Quello meno virale dei primi, ma più subdolo, più furbo, più necessario. Serve, adesso, un professore che dica “basta terrorismo”, “un secondo lockdown non ci sarà”, “Le mascherine all’aperto sono inutili”, uno che aiuti l’economia a ripartire, tranquillizzi la gente e che soprattutto si piaccia.Le tv se lo litigano, Dagospia scrive che gli omosessuali sono pazzi di lui e interpretano le teorie lombrosiane per cui il suo naso e le sue mani sono la spia delle sue virtù, lui ha la pelata sempre più lucida, la barba sempre più disegnata. E che sia sempre più convinto di essere il più figo, il più affascinante, il più autorevole lo racconta bene la scenetta di due sere fa a #Cartabianca.

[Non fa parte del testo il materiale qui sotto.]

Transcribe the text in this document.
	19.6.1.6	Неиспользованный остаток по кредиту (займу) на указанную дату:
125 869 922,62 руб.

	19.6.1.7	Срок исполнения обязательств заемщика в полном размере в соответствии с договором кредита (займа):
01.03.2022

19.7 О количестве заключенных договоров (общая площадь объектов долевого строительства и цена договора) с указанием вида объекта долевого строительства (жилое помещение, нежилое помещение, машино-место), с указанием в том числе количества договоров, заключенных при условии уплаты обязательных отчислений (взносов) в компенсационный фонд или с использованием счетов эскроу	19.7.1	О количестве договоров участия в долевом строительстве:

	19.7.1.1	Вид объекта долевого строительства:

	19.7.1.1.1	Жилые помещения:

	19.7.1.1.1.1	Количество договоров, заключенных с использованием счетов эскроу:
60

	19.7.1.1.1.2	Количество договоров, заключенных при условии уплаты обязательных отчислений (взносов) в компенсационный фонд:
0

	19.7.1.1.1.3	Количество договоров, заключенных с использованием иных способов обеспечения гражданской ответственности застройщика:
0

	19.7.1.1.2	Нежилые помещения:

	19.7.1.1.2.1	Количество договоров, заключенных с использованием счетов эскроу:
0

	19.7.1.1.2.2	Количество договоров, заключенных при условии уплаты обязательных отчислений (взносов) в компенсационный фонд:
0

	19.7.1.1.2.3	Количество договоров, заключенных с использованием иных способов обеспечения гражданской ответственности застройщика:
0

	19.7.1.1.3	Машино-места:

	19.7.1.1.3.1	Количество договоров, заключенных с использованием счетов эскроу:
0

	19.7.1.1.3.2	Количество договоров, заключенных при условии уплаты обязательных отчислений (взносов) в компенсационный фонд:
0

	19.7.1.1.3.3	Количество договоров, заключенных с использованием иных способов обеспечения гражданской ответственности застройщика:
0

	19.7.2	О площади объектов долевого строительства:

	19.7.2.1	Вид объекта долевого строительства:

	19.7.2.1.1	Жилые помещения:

Gli ospiti sono lui e Crisanti, la Berlinguer concede un paio di minuti in più di spazio a Crisanti e lui, piccato come una Belen qualunque a cui hanno tagliato il balletto finale per far fare una battuta alla Ferilli, protesta: “Parla sempre lui, cosa mi avete invitato a fare?”.Del resto, Bassetti ha fatto della spocchia il suo cavallo di battaglia, e guai a contraddirlo, perché nel caso non gli si dia ragione su qualcosa, ricorda a tutti che lui è titolato, mentre chiunque non abbia il suo curriculum deve dedicarsi a pulire le incrostazioni sui fornelli. E questo nonostante sia tra quelli che sostengono tesi bislacche e assai vicine a quelle del negazionismo più azzardato, tipo: “Non possiamo sapere quanti sono stati i morti per il Coronavirus a marzo e aprile perché non si facevano le autopsie”.

Certo, peccato che i dati Istat spieghino che a Bergamo ci siano stati 5.000 morti in più dello scorso anno (+600%), tra fine febbraio e fine marzo, e così in varie città del nord.

Ma all’infallibile Bassetti andrebbero ricordate anche le tante dichiarazioni scivolose della prima ora e non solo, da“Non c’è epidemia, non saremo chiusi in casa, non moriremo tutti, a questo gioco io non ci sto!”,“Il vaccino forse arriverà tra 6/12 mesi” (24 febbraio),“Precauzioni? Non servono”.

“Gli anziani? Facciano la loro vita normale”.“Chi ha programmato viaggi li faccia tranquillamente”.“È più simile all’influenza che alla peste bubbonica” (9 marzo).E ancora: “La chiusura delle scuole? Hanno preso una decisione politica per uniformare il Paese, finora il governo non ne ha imbroccata una”,“È una forma un po’ più impegnativa di influenza,” “Burioni il gufo”,“Abbiamo affrontato ben di peggio in passato. L’influenza suina H1N1 nel 2009 ha provocato nella sola città di Genova 100 ricoveri in terapia intensiva con oltre 10 morti. Il sistema è perfettamente in grado di gestire queste situazioni!”,“I numeri alla fine daranno ragione a chi dice che questa è molto simile a un’influenza pandemica, che non vuol dire influenza stagionale. Ma parleremo alla fine di chi ha ragione”.

Ecco, ne stiamo parlando adesso. E non aveva ragione lui. Però spera che tutti se lo scordino, magari perdendosi nei suoi occhi.